How is the tax calculated

The tax is 4% of any RPD profits above £25 million. The profits will be calculated using company trading profits and the profits of JV companies in which it holds an interest, to the extent that they are related to its RPD activities.

Practical points

  • Many small businesses are most likely to fall below the threshold and in turn will not have to pay RPDT.

  • Land promoters may fall under the RPDT due to the wide definition of interest in land.

  • Anyone who contracted to sell or exchanged but not completed before RPDT was announced will also be caught by the tax.

  • it is important to note that RPDT will not apply to those who hold residential property as a capital asset. Therefore, landowners who are looking to exploit their capital asset should not be impacted directly by RPDT, although it remains to be seen whether land prices will ultimately reflect the impact of RPDT on developers.

The tax will have similar payment, reporting and compliance procedures to those under corporation tax, and RPD companies will be required to include a statement of RPD profits, losses and reliefs in their company tax returns.
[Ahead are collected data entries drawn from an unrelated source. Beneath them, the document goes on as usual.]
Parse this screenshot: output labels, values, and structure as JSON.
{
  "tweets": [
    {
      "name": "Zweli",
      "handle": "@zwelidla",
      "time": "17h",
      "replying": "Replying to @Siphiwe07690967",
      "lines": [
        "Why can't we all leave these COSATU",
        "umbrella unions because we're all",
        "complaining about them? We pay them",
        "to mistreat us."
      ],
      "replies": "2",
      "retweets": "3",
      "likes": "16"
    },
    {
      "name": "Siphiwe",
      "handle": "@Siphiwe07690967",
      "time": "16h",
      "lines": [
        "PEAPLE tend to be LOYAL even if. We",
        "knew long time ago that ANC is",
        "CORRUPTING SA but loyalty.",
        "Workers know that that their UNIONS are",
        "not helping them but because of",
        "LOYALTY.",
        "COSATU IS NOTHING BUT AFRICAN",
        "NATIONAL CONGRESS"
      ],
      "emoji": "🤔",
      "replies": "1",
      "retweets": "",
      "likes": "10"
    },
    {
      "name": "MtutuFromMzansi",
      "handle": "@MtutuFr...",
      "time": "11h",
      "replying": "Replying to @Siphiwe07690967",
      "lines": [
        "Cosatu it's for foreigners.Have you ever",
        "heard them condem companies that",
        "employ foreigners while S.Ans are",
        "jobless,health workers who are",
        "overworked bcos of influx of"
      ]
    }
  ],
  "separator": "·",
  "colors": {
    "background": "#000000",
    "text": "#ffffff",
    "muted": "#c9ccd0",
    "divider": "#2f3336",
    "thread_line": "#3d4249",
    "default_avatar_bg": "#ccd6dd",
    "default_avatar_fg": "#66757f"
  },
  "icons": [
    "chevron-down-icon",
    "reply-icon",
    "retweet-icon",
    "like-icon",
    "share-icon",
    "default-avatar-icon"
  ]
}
The government have indicated that they feel the tax will have a negligible effect on the housing market as new build account for a small share of the overall market transactions. However any tax announcement is greeted as a pleasant addition and is usually passed down the chain, and will doubtless have an effect deal on both ends of the development chain. With the cost of living being squeezed, and a housing market being put under increased strain as a result any additional tax will be less welcome than ever. It is a case of watching this space as to how the effects are felt.